Семен Иванович шнырял в бестолковой толпе гуляющих и пьяных, болтал с самым непринужденным видом, оказывал дамам мелкие услуги и делал все это неспроста.
Он до тошноты в желудке страшился уединенных мест, где к нему непременно должен подойти Прилуков и сказать: "Вы что же дурака валяете? Сегодня Бурштейн должен быть ликвидирован, иначе..."
Скрываясь от ледяных глаз Прилукова, Семен Иванович преследовал, между прочим, и другие цели: заветный план, открывшийся ему в час заката на пароходе в Черном море.
План был хорош со всех сторон, откуда ни посмотри - золотое дело. Надо отдать справедливость Семену Ивановичу: в борьбе с судьбой, глянувшей некогда ему в лицо глазами старой цыганки на Петербургской стороне, трепавшей его, как щенка, возносившей высоко, чтобы снова втоптать в грязь, в борьбе с судьбой, которая лезла к нему отовсюду разными гнусными рожами - ибикусами, - он не упал духом, нет. Ум его развился, приобрел легкость, осторожность в разведке, хватку в решении. Верткий телом, готовый ко всякой случайности, ничему более не удивляющийся, жадный и легко отпадчивый, Семен Иванович считал себя новым человеком в этой жизни, полной унылых дураков с невентилированными мозгами, набитыми трухой предрассудков о дозволенном и недозволенном.
- Дозволено все, господа, откройте форточки, - говаривал он в кофейной за стаканом греческого вина, которым угощал нищее офицерское сословие. Здесь, на острове, Невзоров в первый раз за свою жизнь заговорил, - и не глупо. Взялись острые мысли, едкие слова. Его слушали, и он получил вкус к разговорам.
- Хотя бы о политике, не будем вола вертеть, господа, - толковал он тому же офицерству. - Революция, пролетариат, власть Советов - одна пошлость.

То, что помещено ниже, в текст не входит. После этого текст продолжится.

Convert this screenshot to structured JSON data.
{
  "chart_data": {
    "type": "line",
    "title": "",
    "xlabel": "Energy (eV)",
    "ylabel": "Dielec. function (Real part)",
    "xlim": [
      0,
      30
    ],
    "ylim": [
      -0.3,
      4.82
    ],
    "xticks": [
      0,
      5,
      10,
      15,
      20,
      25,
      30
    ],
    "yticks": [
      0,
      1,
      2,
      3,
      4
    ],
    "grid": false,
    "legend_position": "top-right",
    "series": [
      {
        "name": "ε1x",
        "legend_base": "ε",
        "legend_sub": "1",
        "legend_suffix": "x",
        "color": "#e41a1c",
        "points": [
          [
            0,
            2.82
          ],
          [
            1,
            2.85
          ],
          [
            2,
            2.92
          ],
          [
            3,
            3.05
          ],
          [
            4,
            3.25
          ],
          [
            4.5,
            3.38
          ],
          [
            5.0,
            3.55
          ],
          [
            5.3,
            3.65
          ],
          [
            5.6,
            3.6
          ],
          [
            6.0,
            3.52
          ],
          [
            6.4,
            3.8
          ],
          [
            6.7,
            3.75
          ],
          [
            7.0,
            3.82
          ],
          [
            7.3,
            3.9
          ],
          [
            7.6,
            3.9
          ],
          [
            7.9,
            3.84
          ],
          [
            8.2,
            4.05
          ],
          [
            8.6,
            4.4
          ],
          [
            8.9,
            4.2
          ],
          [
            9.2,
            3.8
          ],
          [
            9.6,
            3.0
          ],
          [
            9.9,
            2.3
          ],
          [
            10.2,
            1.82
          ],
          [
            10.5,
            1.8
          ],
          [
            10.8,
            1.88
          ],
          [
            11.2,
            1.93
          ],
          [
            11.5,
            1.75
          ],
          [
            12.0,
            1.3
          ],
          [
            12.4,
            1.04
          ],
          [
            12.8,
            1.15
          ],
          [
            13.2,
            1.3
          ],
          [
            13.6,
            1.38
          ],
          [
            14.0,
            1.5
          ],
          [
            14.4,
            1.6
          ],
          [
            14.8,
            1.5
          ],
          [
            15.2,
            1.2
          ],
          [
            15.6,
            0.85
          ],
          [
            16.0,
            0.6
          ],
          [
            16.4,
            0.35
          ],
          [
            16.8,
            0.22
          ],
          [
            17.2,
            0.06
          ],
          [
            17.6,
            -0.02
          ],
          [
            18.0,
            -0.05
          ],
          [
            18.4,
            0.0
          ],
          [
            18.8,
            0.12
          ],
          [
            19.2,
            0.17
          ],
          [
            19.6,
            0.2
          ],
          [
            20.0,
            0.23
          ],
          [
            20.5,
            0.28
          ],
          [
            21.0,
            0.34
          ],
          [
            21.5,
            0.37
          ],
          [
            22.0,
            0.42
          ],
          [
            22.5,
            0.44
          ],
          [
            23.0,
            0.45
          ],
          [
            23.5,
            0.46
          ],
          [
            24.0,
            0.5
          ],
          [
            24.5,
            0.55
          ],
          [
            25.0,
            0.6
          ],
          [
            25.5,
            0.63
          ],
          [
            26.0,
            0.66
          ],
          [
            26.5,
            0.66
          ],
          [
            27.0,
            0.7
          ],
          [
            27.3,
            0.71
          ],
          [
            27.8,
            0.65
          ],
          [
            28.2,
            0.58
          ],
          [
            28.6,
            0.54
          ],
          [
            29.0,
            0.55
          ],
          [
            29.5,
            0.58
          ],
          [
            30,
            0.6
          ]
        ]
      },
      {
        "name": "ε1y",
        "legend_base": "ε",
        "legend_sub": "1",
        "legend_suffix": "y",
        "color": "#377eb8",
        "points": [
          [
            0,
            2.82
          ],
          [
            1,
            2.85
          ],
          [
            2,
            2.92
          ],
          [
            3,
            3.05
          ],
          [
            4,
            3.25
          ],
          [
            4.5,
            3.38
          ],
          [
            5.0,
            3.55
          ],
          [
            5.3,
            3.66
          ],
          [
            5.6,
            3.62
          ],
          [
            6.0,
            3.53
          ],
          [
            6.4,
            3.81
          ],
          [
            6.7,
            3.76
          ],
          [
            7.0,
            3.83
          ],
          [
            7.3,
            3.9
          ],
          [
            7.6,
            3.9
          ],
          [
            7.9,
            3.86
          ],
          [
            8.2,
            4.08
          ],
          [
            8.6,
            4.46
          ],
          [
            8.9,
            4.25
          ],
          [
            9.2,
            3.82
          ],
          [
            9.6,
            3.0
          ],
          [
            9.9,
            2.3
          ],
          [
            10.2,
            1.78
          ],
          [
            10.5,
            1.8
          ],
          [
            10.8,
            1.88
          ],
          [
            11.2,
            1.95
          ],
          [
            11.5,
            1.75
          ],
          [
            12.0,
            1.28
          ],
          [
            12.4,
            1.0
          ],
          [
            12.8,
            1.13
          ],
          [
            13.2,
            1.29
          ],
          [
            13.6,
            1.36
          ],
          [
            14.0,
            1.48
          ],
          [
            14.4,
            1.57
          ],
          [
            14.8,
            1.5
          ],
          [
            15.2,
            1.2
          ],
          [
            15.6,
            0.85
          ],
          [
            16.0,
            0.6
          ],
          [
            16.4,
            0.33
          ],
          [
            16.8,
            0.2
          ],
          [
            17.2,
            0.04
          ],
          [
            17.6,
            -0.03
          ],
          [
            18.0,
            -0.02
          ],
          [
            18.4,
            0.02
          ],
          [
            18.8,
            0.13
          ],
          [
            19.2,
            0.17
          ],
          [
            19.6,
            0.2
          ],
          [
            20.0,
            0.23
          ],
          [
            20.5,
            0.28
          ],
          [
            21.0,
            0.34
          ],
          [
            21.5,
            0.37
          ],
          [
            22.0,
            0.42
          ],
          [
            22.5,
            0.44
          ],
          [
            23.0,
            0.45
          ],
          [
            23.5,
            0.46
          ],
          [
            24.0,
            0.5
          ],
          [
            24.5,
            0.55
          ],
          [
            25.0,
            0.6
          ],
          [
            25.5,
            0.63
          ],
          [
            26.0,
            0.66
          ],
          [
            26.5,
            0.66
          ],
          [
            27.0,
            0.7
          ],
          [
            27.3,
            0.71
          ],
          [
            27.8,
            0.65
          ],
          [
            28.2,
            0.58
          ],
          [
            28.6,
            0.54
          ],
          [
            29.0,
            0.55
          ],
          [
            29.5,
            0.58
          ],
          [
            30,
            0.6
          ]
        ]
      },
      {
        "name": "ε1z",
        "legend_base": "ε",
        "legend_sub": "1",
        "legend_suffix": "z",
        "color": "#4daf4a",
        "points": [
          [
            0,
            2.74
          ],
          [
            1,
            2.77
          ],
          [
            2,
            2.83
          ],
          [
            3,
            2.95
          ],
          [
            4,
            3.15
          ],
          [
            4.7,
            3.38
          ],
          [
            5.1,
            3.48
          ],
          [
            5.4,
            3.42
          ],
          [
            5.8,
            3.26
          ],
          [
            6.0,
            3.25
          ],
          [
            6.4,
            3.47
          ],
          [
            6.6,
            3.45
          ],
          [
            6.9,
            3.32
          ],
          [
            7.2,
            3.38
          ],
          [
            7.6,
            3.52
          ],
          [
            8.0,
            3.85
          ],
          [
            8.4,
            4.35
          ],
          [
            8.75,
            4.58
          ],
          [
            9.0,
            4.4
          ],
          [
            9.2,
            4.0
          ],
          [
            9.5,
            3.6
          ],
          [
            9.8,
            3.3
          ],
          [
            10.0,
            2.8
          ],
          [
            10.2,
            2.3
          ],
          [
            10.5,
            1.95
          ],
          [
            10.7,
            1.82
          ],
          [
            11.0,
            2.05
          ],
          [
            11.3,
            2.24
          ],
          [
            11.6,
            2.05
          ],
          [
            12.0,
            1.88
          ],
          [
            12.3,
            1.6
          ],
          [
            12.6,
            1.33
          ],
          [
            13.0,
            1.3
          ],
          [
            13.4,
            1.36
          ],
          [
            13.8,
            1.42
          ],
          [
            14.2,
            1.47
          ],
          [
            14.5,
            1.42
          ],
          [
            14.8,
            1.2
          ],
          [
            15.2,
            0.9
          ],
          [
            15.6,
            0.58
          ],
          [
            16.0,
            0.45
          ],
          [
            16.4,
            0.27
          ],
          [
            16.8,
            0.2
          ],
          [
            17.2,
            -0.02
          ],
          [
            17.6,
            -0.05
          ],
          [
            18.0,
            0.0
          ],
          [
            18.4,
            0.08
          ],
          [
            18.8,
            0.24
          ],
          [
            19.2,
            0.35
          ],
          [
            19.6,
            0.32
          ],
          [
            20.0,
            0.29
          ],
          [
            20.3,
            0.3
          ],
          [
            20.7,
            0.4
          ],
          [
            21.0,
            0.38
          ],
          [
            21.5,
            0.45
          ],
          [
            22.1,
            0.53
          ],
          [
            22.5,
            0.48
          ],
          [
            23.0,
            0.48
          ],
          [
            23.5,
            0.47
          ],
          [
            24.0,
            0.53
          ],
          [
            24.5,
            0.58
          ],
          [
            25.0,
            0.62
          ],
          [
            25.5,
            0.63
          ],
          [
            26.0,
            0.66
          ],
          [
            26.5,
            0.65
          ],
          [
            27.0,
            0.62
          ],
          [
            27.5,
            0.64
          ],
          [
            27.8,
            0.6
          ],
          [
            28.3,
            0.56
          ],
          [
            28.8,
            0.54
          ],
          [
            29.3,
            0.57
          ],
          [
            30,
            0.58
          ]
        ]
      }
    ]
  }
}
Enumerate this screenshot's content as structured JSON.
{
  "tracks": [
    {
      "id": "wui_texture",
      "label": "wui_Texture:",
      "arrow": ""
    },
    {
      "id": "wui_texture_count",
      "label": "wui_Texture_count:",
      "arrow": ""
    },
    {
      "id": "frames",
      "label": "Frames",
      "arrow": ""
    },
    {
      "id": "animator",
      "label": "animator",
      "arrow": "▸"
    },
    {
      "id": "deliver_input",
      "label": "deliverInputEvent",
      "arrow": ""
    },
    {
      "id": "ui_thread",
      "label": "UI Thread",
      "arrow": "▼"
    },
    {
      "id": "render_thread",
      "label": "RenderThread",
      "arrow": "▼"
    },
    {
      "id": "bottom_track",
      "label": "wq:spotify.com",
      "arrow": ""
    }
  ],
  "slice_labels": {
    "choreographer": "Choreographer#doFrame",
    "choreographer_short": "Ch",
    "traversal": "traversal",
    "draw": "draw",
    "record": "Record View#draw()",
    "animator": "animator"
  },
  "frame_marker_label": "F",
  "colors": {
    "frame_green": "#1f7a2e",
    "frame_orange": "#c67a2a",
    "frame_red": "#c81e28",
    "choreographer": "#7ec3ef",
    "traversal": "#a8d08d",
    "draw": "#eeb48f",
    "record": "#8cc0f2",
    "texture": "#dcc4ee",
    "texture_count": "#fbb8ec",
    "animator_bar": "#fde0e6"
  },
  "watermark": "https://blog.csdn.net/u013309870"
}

Я при своем таланте могу нажить капитал, а он, комиссар, в Москве сидит, не может, живости нет, или с детства над книгами задохся. Вот они и клеют афиши на заборах, стараются переманить народ, чтобы их было больше, - на меня одного кинуться вдесятером. И мне приставляют ко лбу наган, выдергивают из кармана валюту, кольцо - с мизинца. И я же оказываюсь эксплуататор, индивидуалист-одиночка. Блевать хочется, так это скучно.
- Верно, правильно, браво, главное - умно, - шумело офицерство, дымя папиросами.
- Пошлость эта завелась в России от зловредного старика, Льва Толстого, это мне один доктор рассказывал: граф, помещик, трюфели ест, фазанов, мадеру лопает, неврастеник, конечно, ну и потянуло на капусту. Объявил себя другом физического труда, врагом капитала: "Я, говорит, не могу молчать". Нет, елки-палки. Напишу я брошюру против большевиков. Пусть в Европе прочтут горькую правду... Покуда они там охают-ахают, большевики всю Российскую империю разворуют, потом ищи с них - дудки! Драгоценности, обстановки, тысячные шубы растащили, порвали, пожгли. Я сам - у себя в именье - из огня выскочил в одних подштанниках. Музеи не пощадили, Рубенса, Рембрандта беспощадно выдирают - Красной Армии на подвертки. Брильянты ведрами увозят в Архангельск на китобойное судно "Интернационал", - оно у них второй год под парами стоит на случай бегства. А народу, господа, осталась одна четверть в России, да и те в леса разбежались... Поезда, вместо паровозов, на конной тяге передвигаются. К Новому году, поверьте мне, вместо нашей родины останется пустое пространство земли.
У офицеров белели лица, безумели глаза. Жутко бывало в кабачке в эти минуты. Семен Иванович наслаждался. Семен Иванович становился популярным на острове. Член конституционной партии, Масленников, даже предложил издать его брошюру за счет партии. Но Семен Иванович туманно уклонился, хотя общественное внимание крайне льстило ему.
Прилукова он видел ежедневно издали и сейчас же нырял в толпу. Все же он понимал: рано или поздно придется встретиться лоб в лоб. Убить Бурштейна было бы делом плевым, конечно, но страшили последствия. Не убить - опять страшили последствия.